Interview,  August, 2007  by Martha Tuber

"One of our earliest songs was about three people being lost at sea on a boat and being forced to eat each other. That was our take on a Russian folk-waltz," says Bret McKenzie, one half of the musical comedy act Flight of the Conchords. The other half, Jemaine Clement, paints an even bleaker picture: "In one of our first groups there were five of us all playing Casiotones.
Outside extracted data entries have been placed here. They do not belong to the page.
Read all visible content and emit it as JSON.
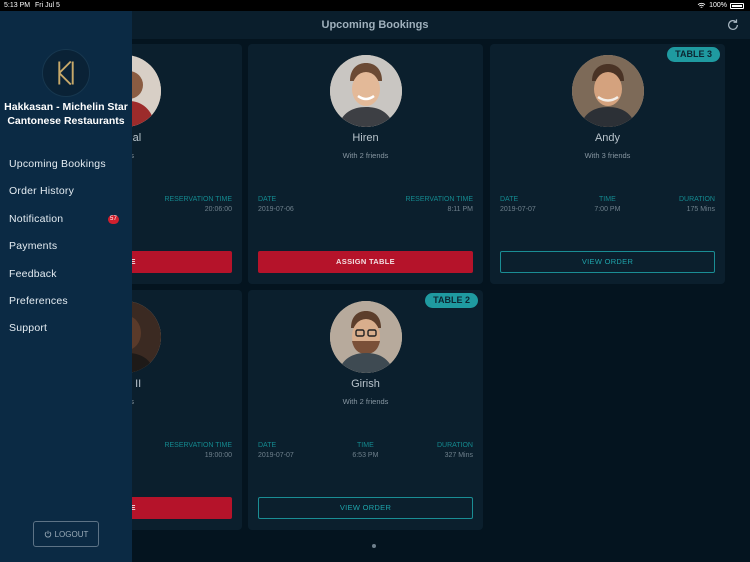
{
  "status_bar": {
    "time": "5:13 PM",
    "date": "Fri Jul 5",
    "battery": "100%"
  },
  "header": {
    "title": "Upcoming Bookings"
  },
  "bookings": [
    {
      "name": "anchal",
      "friends": "iends",
      "date_label": "",
      "date": "",
      "time_label": "RESERVATION TIME",
      "time": "20:06:00",
      "button": "ABLE"
    },
    {
      "name": "Hiren",
      "friends": "With 2 friends",
      "date_label": "DATE",
      "date": "2019-07-06",
      "time_label": "RESERVATION TIME",
      "time": "8:11 PM",
      "button": "ASSIGN TABLE"
    },
    {
      "name": "Andy",
      "friends": "With 3 friends",
      "table": "TABLE 3",
      "date_label": "DATE",
      "date": "2019-07-07",
      "time_label": "TIME",
      "time": "7:00 PM",
      "duration_label": "DURATION",
      "duration": "175 Mins",
      "button": "VIEW ORDER"
    },
    {
      "name": "ustin II",
      "friends": "iends",
      "date_label": "",
      "date": "",
      "time_label": "RESERVATION TIME",
      "time": "19:00:00",
      "button": "ABLE"
    },
    {
      "name": "Girish",
      "friends": "With 2 friends",
      "table": "TABLE 2",
      "date_label": "DATE",
      "date": "2019-07-07",
      "time_label": "TIME",
      "time": "6:53 PM",
      "duration_label": "DURATION",
      "duration": "327 Mins",
      "button": "VIEW ORDER"
    }
  ],
  "drawer": {
    "restaurant": "Hakkasan - Michelin Star Cantonese Restaurants",
    "menu": [
      "Upcoming Bookings",
      "Order History",
      "Notification",
      "Payments",
      "Feedback",
      "Preferences",
      "Support"
    ],
    "notification_count": "57",
    "logout": "LOGOUT"
  },
  "colors": {
    "accent": "#1f9aa0",
    "danger": "#b5132a",
    "drawer": "#0b2a44",
    "background": "#04141f"
  },
  "icons": {
    "refresh": "refresh-icon",
    "wifi": "wifi-icon",
    "power": "power-icon",
    "logo": "hakkasan-logo"
  }
}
We only knew one song, 'Telephone Line' by ELO."

New Zealand natives McKenzie, 31, and Clement, 33, who began playing together as roommates, admit musical success was never in the cards. "We didn't have any ambitions, but we wanted to play [music] before the comedy," Clement explains. "And the first night they put us onstage with the comedians."

And with good reason: Imagine two awkward hipsters with acoustic guitars belting out heartfelt tracks like "Angels," which is about sex in heaven; and "Albi the Racist Dragon," the story of a cottage-cheese-cottage-dwelling creature who learns to overcome his distaste for Albanians.

HBO dug it. Following the Conchords' 2005 performance on the network's comedy showcase One Night Stand, it signed the pair to a 12-episode series. The appropriately titled Flight of the Conchords, which premiered in June, follows Clement and McKenzie's ill-fated attempts to make it big--on the music scene and with the ladies--in New York City.

"Musical comedy can go so wrong," McKenzie says. "But we put a lot of care into both sides of it, so hopefully we get it right."

Martha Tuber is an assistant editor at Interview.